Africa-Press – Angola. Angolan MP Nelito Ekuikui, who leads the youth wing of UNITA, the largest opposition party, argues that the balance of 50 years of independence is “reasonable” politically, but there has been a setback in economic independence.
“Fifty years later, the assessment that can be made is reasonable. It’s reasonable to the extent that we achieved political independence. Today, we are a sovereign country, whose people enjoy political independence.
We can move around and speak on behalf of our country. This has been achieved.
“There’s a setback in economic independence,” he considers. Secretary-general of JURA, the youth organization of the National Union for the Total Independence of Angola (UNITA), the youth wing of Angola’s largest opposition party, Nelito Ekuikui was born 16 years after independence, when the country was engulfed in a civil war marked by foreign military interventions fighting on both sides of the conflict.
Nelito, baptized Manuel Armando da Costa Ekuikui, was born in Bailundo, Huambo province, into a family of guerrillas and is part of the royal lineage of the Ekuikuis, the Soma Inene (kings) dynasty of the Kingdom of Bailundo. His assessment of the 50 years of independence, which will be celebrated on November 11th, is bittersweet.

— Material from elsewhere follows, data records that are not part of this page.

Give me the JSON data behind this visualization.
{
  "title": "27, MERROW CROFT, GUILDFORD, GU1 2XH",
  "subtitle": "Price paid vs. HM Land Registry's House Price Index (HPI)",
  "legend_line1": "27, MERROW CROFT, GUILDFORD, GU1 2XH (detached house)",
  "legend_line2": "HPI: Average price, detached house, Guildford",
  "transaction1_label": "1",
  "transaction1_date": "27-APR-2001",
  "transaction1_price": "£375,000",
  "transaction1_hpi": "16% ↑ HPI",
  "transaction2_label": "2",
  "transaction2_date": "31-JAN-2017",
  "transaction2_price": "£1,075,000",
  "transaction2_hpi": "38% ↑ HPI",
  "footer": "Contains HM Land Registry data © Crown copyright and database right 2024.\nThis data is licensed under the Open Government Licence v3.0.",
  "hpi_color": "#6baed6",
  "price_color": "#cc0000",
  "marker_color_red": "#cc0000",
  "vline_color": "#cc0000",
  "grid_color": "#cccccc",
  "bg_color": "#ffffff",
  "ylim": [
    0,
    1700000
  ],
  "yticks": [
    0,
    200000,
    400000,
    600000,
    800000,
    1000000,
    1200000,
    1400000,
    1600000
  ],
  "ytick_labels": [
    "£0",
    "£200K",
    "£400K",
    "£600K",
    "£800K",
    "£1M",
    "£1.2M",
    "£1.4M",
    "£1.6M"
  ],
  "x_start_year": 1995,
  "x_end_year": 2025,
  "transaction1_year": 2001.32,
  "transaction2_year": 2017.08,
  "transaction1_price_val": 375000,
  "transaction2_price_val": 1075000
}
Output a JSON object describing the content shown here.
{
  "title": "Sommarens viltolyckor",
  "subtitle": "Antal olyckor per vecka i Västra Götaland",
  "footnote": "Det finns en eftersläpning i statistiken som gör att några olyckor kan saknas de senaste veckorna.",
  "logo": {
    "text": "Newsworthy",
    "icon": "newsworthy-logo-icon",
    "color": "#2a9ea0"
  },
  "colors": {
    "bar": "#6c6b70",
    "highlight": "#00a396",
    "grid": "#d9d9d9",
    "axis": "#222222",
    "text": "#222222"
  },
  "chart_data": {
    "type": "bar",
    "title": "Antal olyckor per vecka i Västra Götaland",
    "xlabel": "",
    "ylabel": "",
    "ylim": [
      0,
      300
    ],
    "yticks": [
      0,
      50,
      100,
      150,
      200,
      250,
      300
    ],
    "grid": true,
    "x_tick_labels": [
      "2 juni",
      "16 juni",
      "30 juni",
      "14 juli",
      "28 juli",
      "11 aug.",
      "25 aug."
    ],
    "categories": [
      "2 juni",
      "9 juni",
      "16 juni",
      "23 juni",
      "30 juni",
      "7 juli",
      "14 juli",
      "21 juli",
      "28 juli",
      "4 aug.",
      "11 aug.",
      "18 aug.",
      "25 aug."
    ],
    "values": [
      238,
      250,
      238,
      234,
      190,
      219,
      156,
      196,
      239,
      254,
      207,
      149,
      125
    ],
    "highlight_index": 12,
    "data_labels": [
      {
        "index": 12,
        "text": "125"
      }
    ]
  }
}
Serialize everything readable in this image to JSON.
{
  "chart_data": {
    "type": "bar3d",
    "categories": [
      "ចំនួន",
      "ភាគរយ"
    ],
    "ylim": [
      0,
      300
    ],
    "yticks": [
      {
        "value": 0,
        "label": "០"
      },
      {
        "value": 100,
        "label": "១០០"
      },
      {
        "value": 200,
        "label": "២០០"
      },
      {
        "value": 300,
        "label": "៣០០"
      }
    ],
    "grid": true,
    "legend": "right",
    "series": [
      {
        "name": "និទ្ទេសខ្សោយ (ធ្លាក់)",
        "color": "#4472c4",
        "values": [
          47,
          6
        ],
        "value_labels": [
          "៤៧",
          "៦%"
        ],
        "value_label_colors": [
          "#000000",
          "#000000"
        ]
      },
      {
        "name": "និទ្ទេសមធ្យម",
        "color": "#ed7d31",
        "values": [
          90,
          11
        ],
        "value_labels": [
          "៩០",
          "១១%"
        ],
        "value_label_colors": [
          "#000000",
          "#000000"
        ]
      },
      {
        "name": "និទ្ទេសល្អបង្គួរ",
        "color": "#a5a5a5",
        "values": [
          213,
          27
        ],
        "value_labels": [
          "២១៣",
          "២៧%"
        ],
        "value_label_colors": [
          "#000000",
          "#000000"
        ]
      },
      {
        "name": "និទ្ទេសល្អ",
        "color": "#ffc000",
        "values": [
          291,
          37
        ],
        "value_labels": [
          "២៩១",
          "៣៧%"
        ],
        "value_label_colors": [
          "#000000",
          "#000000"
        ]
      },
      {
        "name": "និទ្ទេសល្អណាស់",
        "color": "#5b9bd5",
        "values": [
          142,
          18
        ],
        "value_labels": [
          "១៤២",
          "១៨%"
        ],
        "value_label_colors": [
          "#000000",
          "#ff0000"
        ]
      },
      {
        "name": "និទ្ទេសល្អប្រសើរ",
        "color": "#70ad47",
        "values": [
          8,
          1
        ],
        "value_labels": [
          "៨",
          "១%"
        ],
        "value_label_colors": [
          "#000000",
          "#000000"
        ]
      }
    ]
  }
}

While political independence is a fact, he laments that Angola continues to lag behind in economic independence.
“The two forms of independence must be united. Both political and economic. Unfortunately, there has been no progress in economic independence,” he emphasizes. “On the contrary. There have been setbacks, and these setbacks are visible.”
Fifty years later, the Angolan people, those who have some financial means, are emigrating. And from the former colony, no less,” he explains.
For Nelito Ekuikui, this trend “is the greatest defeat of a political regime. When its people have to turn to the former colonial power in search of better living conditions, health care, and education, then the system has failed.”